◇第102回東京箱根間往復大学駅伝競走往路  (2日、東京・千代田区大手町読売新聞社前スタート~神奈川・箱根町芦ノ湖ゴー…

◇第102回東京箱根間往復大学駅伝競走往路  (2日、東京・千代田区大手町読売新聞社前スタート~神奈川・箱根町芦ノ湖ゴール=5区間107・5キロ)

 15年ぶりの優勝を目指す早大は、エースで主将の山口智規(4年)が快走中。首位と29秒差の7位で受けると、城西大のヴィクター・キムタイ(4年)と共に前を猛追し、5キロで駒大、中央学院大を吸収。直後に東洋大も抜かし、着々と順位を上げている。

 今年で最終学年を迎えた山口。これまで学生3大駅伝で主力として走り続けてきたが、昨シーズンは出雲駅伝1区12位、箱根駅伝2区12位など不発続き。今年2、3月にオーストラリアで行った約2か月の武者修行で変わった。練習を共にした海外トップ選手らは、強制されることなく走ることを楽しみながら強化。競技への向き合い方が変わった。

 6月の日本学生対校選手権で1500メートルと5000メートルで2冠を達成。「今季を左右するレースになった」と7月の日本選手権1500メートルでも2位と背中で見せると、今季10月の出雲駅伝では2区9人抜きの区間賞で、チームの2位に大きく貢献した。
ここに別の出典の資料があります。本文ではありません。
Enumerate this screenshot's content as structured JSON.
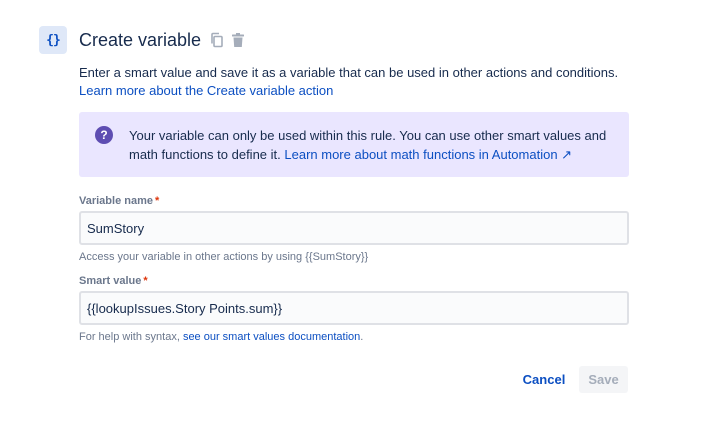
{
  "header": {
    "icon_glyph": "{}",
    "title": "Create variable",
    "actions": [
      {
        "name": "copy-icon"
      },
      {
        "name": "trash-icon"
      }
    ]
  },
  "description": {
    "text": "Enter a smart value and save it as a variable that can be used in other actions and conditions.",
    "link": "Learn more about the Create variable action"
  },
  "info_panel": {
    "text": "Your variable can only be used within this rule. You can use other smart values and math functions to define it.",
    "link": "Learn more about math functions in Automation ↗",
    "icon_glyph": "?"
  },
  "variable_name": {
    "label": "Variable name",
    "required_marker": "*",
    "value": "SumStory",
    "help": "Access your variable in other actions by using {{SumStory}}"
  },
  "smart_value": {
    "label": "Smart value",
    "required_marker": "*",
    "value": "{{lookupIssues.Story Points.sum}}",
    "help_prefix": "For help with syntax,",
    "help_link": "see our smart values documentation",
    "help_suffix": "."
  },
  "footer": {
    "cancel_label": "Cancel",
    "save_label": "Save"
  },
  "colors": {
    "accent": "#0c4fc2",
    "info_bg": "#eae6ff",
    "info_icon": "#5e4db2",
    "required": "#de350b"
  }
}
 総合4位だった前回の箱根駅伝直後。花田監督は「来年優勝するぞ」と力強く選手たちにゲキを飛ばした。新チームの気持ちは、立ち上げ時から1つになってきた。「全員が今のチームに対して全く満足することもない。まだまだできることはあるんじゃないかって考えながら取り組んでくれています」と山口。早大の新黄金期へ、山口の快走が鍵を握る。